Q:  How should directors think about fee comparisons between funds and ETFs with similar strategies?  

A: Directors should note that different wrappers require different levels of operational complexity. For any product to be launched successfully, it must be competitive within the space in which it is going to be launched.  As long as one product is not subsidizing another, it is the adviser’s prerogative to determine that it will have a different profit margin on one product compared to another. Platforms generally expect fee differentials to be within 20%.  Boards will want to build a record that questions have been asked and answered that support their understanding of the rationale for fee differentials.  

 

Q:  What are the tax considerations of ETFs that directors should be aware of?  

A: The primary tax benefit of ETFs is that the Internal Revenue Code permits ETFs to use in-kind transactions with APs without recognizing capital gains, because individual shareholders are not involved.  Certain investments such as some international investments, bonds or swaps cannot be executed with in-kind transactions and so there may be a limited amount of capital gains distributions.  

 

 

Q:  Should directors expect to see an increase in private credit investments in ETFs?  
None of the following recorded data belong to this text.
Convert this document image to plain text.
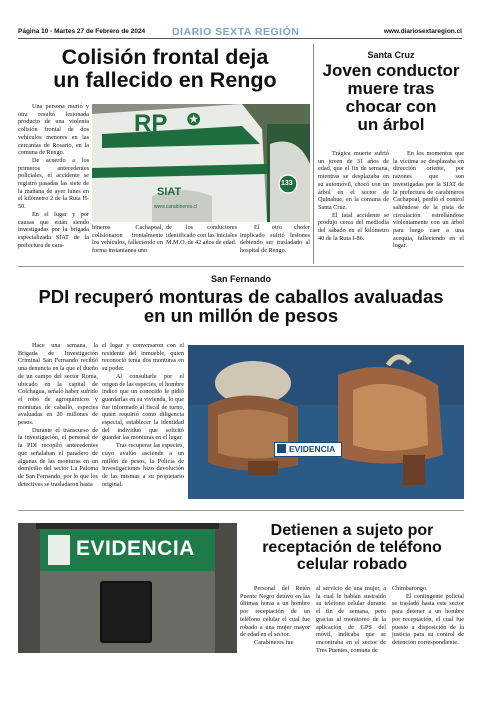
Página 10 - Martes 27 de Febrero de 2024	DIARIO SEXTA REGIÓN	www.diariosextaregion.cl
Colisión frontal deja
un fallecido en Rengo

Una persona murió y otra resultó lesionada producto de una violenta colisión frontal de dos vehículos menores en las cercanías de Rosario, en la comuna de Rengo.

De acuerdo a los primeros antecedentes policiales, el accidente se registró pasadas las siete de la mañana de ayer lunes en el kilómetro 2 de la Ruta H-50.

En el lugar y por causas que están siendo investigadas por la brigada especializada SIAT de la prefectura de cara-

RP ✪
SIAT
133
www.carabineros.cl

bineros Cachapoal, colisionaron frontalmente los vehículos, falleciendo en forma instantánea uno

de los conductores identificado con las iniciales M.M.O. de 42 años de edad.

El otro chofer implicado sufrió lesiones debiendo ser trasladado al hospital de Rengo.

Santa Cruz
Joven conductor
muere tras
chocar con
un árbol

Trágica muerte sufrió un joven de 31 años de edad, que el fin de semana, mientras se desplazaba en su automóvil, chocó con un árbol en el sector de Quinahue, en la comuna de Santa Cruz.

El fatal accidente se produjo cerca del mediodía del sábado en el kilómetro 40 de la Ruta I-86.

En los momentos que la víctima se desplazaba en dirección oriente, por razones que son investigadas por la SIAT de la prefectura de carabineros Cachapoal, perdió el control saliéndose de la pista de circulación estrellándose violentamente con un árbol para luego caer a una acequia, falleciendo en el lugar.

San Fernando
PDI recuperó monturas de caballos avaluadas
en un millón de pesos

Hace una semana, la Brigada de Investigación Criminal San Fernando recibió una denuncia en la que el dueño de un campo del sector Roma, ubicado en la capital de Colchagua, señaló haber sufrido el robo de agroquímicos y monturas de caballo, especies avaluadas en 20 millones de pesos.

Durante el transcurso de la investigación, el personal de la PDI recopiló antecedentes que señalaban el paradero de algunas de las monturas en un domicilio del sector La Paloma de San Fernando, por lo que los detectives se trasladaron hasta

el lugar y conversaron con el residente del inmueble, quien reconoció tenía dos monturas en su poder.

Al consultarle por el origen de las especies, el hombre indicó que un conocido le pidió guardarlas en su vivienda, lo que fue informado al fiscal de turno, quien requirió como diligencia especial, establecer la identidad del individuo que solicitó guardar las monturas en el lugar.

Tras recuperar las especies, cuyo avalúo asciende a un millón de pesos, la Policía de Investigaciones hizo devolución de las mismas a su propietario original.

EVIDENCIA
EVIDENCIA
Detienen a sujeto por
receptación de teléfono
celular robado

Personal del Retén Puente Negro detuvo en las últimas horas a un hombre por receptación de un teléfono celular el cual fue robado a una mujer mayor de edad en el sector.

Carabineros fue

al servicio de una mujer, a la cual le habían sustraído su teléfono celular durante el fin de semana, pero gracias al monitoreo de la aplicación de GPS del móvil, indicaba que se encontraba en el sector de Tres Puentes, comuna de

Chimbarongo.

El contingente policial se trasladó hasta este sector para detener a un hombre por receptación, el cual fue puesto a disposición de la justicia para su control de detención correspondiente.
A: Not necessarily. Recent SEC co-investment relief that allows investment by closed-end funds alongside investments by the adviser is not available to open-end funds, including ETFs. In addition, APs may not be willing to accept private credit investments for in-kind transactions, which would mean that these transactions would have to settle in cash and thereby increase the fund’s capital gains distributions. A key question for boards to managers of ETFs seeking to add private credit exposure would be why an ETF would be the appropriate vehicle for this type of investment.